Tim internasional yang terdiri dari gabungan peneliti Indonesia, Kanada, dan Australia, berhasil menemukan tikus unik di pedalaman Gunung Latimojong and Gunung Gandang Dewata, Sulawesi. Paucidentomys vermidax, nama tikus tersebut, hanya memiliki dua gigi kecil di bagian depan mulutnya.
Kurangnya gigi membuat tikus ini tidak bisa mengigit mangsanya. Namun, hanya bisa menempelkan hidung panjangnya ke tanah dan menyedot cacing tanah dari sarangnya.
Dikatakan Kevin Rowe sebagai pakar mamalia di Museum Victoria, Australia, "Ada lebih dari 2.200 spesies hewan pengerat di dunia. Sebelum penemuan (Paucidentomys vermidax) ini, semua hewan itu memiliki geraham di bagian belakang mulut dan gigi seri di bagian depan."

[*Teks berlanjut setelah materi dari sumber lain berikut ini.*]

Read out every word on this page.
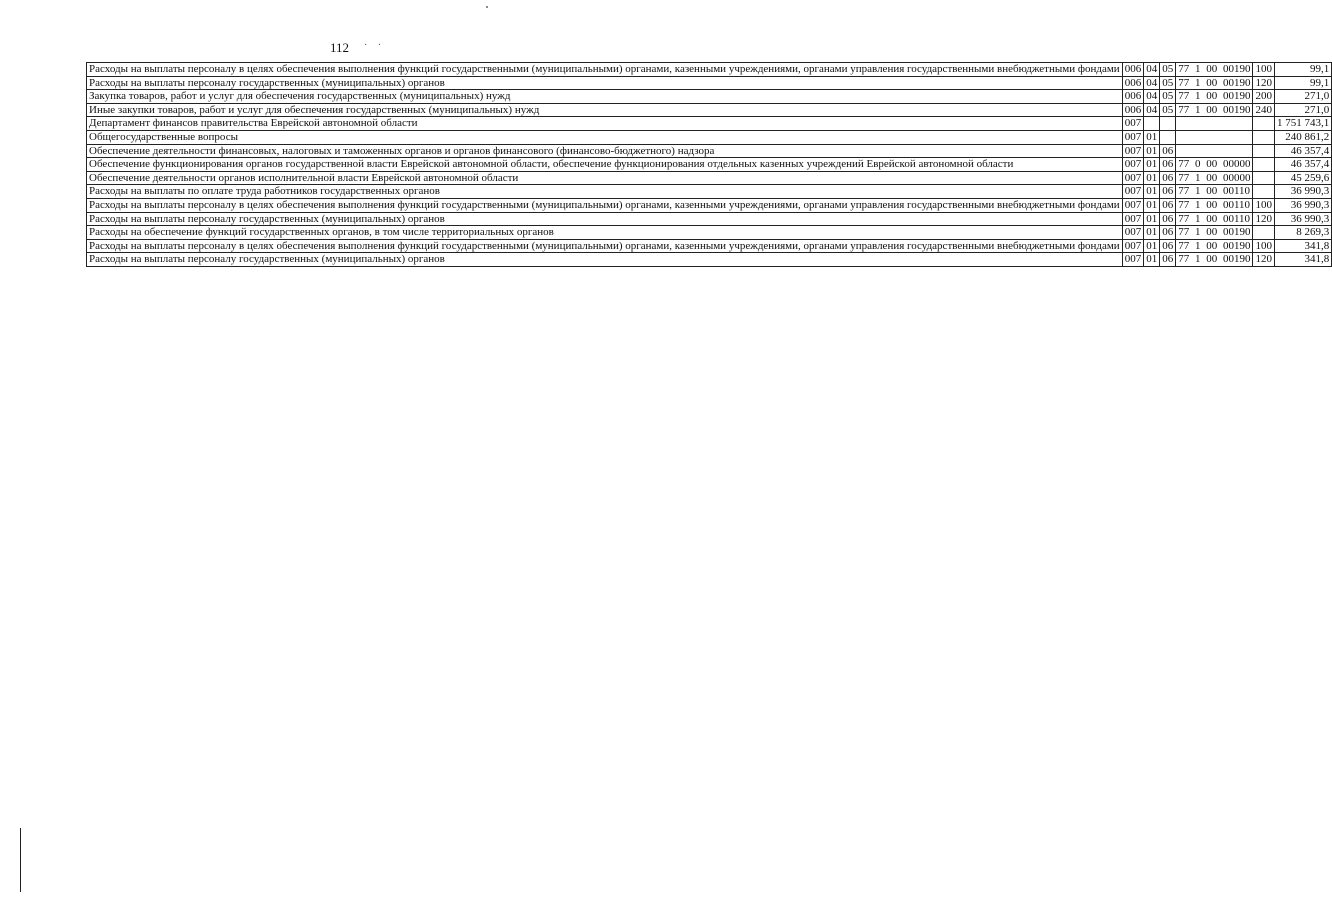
112 · ·
Расходы на выплаты персоналу в целях обеспечения выполнения функций государственными (муниципальными) органами, казенными учреждениями, органами управления государственными внебюджетными фондами	006	04	05	77 1 00 00190	100	99,1
Расходы на выплаты персоналу государственных (муниципальных) органов	006	04	05	77 1 00 00190	120	99,1
Закупка товаров, работ и услуг для обеспечения государственных (муниципальных) нужд	006	04	05	77 1 00 00190	200	271,0
Иные закупки товаров, работ и услуг для обеспечения государственных (муниципальных) нужд	006	04	05	77 1 00 00190	240	271,0
Департамент финансов правительства Еврейской автономной области	007					1 751 743,1
Общегосударственные вопросы	007	01				240 861,2
Обеспечение деятельности финансовых, налоговых и таможенных органов и органов финансового (финансово-бюджетного) надзора	007	01	06			46 357,4
Обеспечение функционирования органов государственной власти Еврейской автономной области, обеспечение функционирования отдельных казенных учреждений Еврейской автономной области	007	01	06	77 0 00 00000		46 357,4
Обеспечение деятельности органов исполнительной власти Еврейской автономной области	007	01	06	77 1 00 00000		45 259,6
Расходы на выплаты по оплате труда работников государственных органов	007	01	06	77 1 00 00110		36 990,3
Расходы на выплаты персоналу в целях обеспечения выполнения функций государственными (муниципальными) органами, казенными учреждениями, органами управления государственными внебюджетными фондами	007	01	06	77 1 00 00110	100	36 990,3
Расходы на выплаты персоналу государственных (муниципальных) органов	007	01	06	77 1 00 00110	120	36 990,3
Расходы на обеспечение функций государственных органов, в том числе территориальных органов	007	01	06	77 1 00 00190		8 269,3
Расходы на выплаты персоналу в целях обеспечения выполнения функций государственными (муниципальными) органами, казенными учреждениями, органами управления государственными внебюджетными фондами	007	01	06	77 1 00 00190	100	341,8
Расходы на выплаты персоналу государственных (муниципальных) органов	007	01	06	77 1 00 00190	120	341,8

Menurut Anang Achmadi, kurator mamalia di Museum Zoologi Indonesia, gigi seri adalah karakteristik unik dari hewan pengerat. "Gigi seri memberi mereka kemampuan untuk menggerogoti," kata Anang.
Uniknya tikus ini membuat para peneliti memberi kehormatan dengan menciptakan genus baru untuknya: Paucidentomys, yang artinya 'tikus bergigi sedikit.' Sedangkan nama spesiesnya, vermidax, berarti 'pelahap cacing.'
Menurut hasil penelitian yang tertuang dalam Biology Letters, tikus ini disebut kehilangan gigi serinya. Padahal dalam morfologi tikus lain, gigi tersebut tumbuh terus menerus. Akibatnya, Paucidentomys vermidax harus mencari sumber makanan lain yang belum pernah terpikirkan sebelumnya. Seperti cacing tanah atau mangsa apa pun yang memiliki jaringan lunak.
Lembeknya tubuh mangsa membuat mulut lepas dari kewajiban mengunyah. Dengan demikian, bagian mulut juga bebas berevolusi berdasarkan tekanan dari akusisi makanan.